Angelina Jolie ruling
An excerpt of the ruling that was delivered on July 23 by the Second Appellate District. (Court of Appeal Of The State of California)

Celebrity divorce lawyer, Raoul Felder spoke to HollywoodLife about the ruling, explaining what it means for the battling exes. “The decision is long and convoluted and goes into general principles of law, but to cut to the chase, the present judge is removed,” the attorney said. “There’s going to be a new judge… He didn’t do anything criminal or accepted money unethically or anything like that. It just simply means he omitted certain things that he should have not omitted and as a result a reasonable person could object to his own objectivity. And that’s what it’s all about, because the law bends over backwards in these cases to make sure everybody’s getting a fair shake.”

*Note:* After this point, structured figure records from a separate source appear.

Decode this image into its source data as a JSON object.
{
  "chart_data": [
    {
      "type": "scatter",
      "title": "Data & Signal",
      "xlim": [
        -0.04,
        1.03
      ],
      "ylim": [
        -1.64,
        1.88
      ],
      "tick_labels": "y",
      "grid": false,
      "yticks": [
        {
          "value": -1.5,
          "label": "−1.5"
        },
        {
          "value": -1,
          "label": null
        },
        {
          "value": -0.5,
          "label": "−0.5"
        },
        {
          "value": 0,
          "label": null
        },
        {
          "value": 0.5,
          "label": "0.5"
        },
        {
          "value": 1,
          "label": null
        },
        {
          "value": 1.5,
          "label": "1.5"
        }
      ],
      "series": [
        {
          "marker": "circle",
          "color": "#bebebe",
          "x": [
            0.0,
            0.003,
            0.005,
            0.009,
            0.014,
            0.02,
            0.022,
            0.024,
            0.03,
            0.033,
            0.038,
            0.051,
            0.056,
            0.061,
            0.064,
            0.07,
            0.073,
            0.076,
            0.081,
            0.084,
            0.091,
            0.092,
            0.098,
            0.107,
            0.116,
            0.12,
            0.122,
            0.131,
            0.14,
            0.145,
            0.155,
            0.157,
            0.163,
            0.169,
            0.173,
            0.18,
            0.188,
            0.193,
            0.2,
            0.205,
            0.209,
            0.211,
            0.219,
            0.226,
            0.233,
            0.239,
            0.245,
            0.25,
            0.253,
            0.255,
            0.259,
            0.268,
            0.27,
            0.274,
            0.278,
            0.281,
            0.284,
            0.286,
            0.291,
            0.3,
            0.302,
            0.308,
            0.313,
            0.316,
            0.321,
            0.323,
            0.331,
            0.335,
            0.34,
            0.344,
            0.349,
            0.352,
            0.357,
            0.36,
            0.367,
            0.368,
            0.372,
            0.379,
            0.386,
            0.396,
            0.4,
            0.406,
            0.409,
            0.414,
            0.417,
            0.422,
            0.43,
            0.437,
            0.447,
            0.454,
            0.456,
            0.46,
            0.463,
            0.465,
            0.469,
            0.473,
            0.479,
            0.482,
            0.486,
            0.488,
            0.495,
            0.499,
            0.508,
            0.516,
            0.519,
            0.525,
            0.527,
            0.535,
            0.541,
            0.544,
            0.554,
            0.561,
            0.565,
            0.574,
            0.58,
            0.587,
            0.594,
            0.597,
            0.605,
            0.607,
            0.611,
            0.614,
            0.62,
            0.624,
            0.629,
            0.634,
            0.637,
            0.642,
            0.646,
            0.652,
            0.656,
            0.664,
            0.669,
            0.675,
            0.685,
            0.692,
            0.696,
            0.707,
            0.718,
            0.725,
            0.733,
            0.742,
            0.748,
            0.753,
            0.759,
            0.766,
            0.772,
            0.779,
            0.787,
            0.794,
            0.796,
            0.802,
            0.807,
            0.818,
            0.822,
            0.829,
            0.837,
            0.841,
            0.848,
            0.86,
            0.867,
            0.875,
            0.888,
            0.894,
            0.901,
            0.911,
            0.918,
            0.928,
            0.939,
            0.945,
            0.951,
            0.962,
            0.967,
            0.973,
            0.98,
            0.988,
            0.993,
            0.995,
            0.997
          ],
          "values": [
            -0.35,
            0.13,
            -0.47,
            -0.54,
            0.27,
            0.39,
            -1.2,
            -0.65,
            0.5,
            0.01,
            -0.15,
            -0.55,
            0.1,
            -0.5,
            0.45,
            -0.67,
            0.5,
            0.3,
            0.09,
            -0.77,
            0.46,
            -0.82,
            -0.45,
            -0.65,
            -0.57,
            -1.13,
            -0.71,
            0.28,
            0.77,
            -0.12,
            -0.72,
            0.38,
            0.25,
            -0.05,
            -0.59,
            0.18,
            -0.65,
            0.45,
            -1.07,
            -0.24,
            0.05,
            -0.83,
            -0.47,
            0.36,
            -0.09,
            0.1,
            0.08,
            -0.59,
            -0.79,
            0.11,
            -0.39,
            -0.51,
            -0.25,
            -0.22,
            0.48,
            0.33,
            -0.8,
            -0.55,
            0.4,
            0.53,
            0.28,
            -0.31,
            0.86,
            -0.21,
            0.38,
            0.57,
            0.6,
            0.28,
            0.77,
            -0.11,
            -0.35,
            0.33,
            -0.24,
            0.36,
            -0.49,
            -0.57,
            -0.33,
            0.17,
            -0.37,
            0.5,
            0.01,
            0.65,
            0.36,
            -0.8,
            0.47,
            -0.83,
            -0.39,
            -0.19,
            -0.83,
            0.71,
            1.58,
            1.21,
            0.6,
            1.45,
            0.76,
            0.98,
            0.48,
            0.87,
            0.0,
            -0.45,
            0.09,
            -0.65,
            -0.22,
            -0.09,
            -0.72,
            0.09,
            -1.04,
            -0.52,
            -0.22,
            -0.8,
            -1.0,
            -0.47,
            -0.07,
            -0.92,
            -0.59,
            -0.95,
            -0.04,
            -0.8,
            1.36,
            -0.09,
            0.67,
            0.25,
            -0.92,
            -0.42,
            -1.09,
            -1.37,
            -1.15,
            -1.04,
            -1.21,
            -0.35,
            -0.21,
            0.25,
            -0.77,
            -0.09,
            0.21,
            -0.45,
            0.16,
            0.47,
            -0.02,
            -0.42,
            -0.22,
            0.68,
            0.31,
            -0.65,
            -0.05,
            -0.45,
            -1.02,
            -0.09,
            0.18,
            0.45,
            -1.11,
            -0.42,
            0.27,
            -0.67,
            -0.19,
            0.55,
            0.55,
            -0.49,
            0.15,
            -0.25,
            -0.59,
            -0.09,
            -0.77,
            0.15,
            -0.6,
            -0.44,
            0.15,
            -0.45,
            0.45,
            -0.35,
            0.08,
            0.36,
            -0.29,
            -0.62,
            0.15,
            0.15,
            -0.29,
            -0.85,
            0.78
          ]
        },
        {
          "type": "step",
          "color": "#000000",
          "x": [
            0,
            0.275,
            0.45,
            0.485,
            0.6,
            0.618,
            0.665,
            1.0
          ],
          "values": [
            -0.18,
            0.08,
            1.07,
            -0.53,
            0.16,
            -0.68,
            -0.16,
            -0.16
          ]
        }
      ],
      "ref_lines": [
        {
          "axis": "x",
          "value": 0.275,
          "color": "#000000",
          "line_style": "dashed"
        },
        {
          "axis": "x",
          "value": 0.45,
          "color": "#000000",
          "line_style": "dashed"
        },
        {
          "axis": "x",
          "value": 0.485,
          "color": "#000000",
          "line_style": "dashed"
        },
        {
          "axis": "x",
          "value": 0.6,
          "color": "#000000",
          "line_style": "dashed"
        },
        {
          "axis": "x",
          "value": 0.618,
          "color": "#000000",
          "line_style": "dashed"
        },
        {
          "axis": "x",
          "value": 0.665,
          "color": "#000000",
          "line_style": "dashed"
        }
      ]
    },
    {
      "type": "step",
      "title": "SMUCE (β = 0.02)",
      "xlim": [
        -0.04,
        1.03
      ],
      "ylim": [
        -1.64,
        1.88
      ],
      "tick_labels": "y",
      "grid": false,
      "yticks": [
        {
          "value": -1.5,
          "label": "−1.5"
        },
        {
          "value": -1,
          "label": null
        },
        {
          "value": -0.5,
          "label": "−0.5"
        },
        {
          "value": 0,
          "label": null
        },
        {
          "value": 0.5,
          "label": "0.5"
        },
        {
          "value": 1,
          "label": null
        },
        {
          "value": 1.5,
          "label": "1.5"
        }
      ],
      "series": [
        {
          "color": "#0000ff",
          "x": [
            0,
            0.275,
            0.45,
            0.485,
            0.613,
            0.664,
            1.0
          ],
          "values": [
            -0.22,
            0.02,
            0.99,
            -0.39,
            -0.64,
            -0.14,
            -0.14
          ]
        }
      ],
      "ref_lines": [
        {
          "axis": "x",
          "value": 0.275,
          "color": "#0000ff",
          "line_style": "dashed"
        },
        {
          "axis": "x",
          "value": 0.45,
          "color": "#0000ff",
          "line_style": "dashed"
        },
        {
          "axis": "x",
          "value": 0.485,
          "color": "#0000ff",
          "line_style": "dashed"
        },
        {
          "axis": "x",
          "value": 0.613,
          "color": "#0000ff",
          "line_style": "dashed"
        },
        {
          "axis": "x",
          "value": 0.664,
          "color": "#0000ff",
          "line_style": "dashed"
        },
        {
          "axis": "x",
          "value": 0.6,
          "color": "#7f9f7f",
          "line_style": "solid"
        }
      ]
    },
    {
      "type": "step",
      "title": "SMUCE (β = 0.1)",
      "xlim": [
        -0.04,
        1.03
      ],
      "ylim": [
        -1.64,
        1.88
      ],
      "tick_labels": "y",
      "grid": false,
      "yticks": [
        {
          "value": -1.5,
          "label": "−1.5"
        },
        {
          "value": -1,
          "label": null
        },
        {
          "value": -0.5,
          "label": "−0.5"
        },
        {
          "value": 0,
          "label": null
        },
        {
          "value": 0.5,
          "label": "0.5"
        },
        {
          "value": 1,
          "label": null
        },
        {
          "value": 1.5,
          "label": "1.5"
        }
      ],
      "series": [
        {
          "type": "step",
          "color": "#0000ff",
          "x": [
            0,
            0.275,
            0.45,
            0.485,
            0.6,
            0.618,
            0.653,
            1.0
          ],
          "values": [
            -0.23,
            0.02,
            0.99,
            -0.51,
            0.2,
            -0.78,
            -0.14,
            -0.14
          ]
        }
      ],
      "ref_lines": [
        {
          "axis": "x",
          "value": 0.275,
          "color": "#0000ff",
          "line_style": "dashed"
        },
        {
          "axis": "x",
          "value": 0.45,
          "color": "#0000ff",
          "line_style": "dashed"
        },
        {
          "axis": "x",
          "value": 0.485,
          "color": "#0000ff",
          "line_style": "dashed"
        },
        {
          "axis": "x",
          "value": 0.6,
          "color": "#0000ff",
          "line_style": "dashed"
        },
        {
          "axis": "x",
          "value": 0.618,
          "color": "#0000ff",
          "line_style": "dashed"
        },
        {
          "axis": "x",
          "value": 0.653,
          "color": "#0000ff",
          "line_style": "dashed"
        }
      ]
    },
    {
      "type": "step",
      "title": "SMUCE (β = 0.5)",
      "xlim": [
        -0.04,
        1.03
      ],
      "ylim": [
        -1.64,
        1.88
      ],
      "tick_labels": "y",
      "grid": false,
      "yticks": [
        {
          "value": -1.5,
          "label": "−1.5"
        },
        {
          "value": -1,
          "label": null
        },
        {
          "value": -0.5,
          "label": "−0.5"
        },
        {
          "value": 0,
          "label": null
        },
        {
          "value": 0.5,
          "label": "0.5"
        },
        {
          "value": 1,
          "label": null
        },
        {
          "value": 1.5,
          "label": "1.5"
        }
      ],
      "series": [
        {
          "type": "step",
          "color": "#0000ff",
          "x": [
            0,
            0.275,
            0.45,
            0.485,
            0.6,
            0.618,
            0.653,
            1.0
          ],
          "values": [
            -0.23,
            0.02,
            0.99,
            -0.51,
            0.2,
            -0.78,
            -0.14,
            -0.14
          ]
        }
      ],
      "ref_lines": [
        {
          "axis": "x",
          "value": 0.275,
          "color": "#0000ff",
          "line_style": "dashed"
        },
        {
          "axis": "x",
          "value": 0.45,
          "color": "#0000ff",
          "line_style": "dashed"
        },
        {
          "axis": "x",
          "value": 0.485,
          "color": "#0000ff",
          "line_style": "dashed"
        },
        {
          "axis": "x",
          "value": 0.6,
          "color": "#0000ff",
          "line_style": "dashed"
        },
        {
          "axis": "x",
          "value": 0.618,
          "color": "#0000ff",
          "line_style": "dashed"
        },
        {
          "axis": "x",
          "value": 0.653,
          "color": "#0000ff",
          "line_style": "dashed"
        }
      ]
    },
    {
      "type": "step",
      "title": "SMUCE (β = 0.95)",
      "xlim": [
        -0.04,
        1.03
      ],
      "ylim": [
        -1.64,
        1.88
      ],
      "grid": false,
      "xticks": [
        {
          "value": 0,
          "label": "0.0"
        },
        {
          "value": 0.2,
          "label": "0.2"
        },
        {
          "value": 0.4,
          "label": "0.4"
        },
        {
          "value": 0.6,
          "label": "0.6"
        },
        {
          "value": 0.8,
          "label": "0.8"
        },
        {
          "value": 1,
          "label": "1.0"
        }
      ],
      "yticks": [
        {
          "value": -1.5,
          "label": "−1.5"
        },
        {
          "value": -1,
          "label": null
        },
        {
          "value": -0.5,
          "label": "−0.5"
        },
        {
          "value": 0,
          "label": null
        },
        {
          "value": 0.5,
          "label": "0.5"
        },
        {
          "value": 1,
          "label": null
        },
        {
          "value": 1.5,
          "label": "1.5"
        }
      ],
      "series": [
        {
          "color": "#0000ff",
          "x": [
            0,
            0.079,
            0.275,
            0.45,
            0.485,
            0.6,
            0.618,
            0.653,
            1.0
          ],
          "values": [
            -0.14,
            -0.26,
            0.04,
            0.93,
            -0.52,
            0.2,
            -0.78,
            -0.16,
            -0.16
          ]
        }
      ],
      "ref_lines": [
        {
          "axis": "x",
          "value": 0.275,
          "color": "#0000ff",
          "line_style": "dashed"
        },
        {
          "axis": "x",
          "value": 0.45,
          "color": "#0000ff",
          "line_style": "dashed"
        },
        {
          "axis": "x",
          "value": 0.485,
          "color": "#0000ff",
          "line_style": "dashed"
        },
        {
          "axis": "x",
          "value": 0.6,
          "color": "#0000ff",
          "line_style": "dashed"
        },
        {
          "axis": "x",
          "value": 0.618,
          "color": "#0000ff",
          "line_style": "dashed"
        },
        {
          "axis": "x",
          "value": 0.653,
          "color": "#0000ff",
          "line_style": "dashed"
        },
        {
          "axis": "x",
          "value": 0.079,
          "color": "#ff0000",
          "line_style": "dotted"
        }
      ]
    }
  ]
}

Angelina Jolie, Pax Jolie-Pitt, Shiloh Jolie-Pitt, Vivienne Jolie-Pitt, Knox Jolie-Pitt, Zahara Jolie-Pitt
Angelina with the five minor children that she shares with ex Brad. From left to right: Pax, Shiloh, Vivienne, Zahara, and Knox. (Matt Baron/Shutterstock)

“The disturbing part is this is after a lot of litigation so I don’t know how far back this disqualification will effectively be. It may be right to the beginning of the case, the beginning of the custody battle,” Felder added, noting that the July 23 decision “may create chaos…depending upon how far back it goes.”

As for Pitt, Felder said there’s nothing that the actor can really do to appeal the decision. “The final word has been spoken. There’s no higher court as a practical proposition that these people could go to if they’re dissatisfied with this,” he said.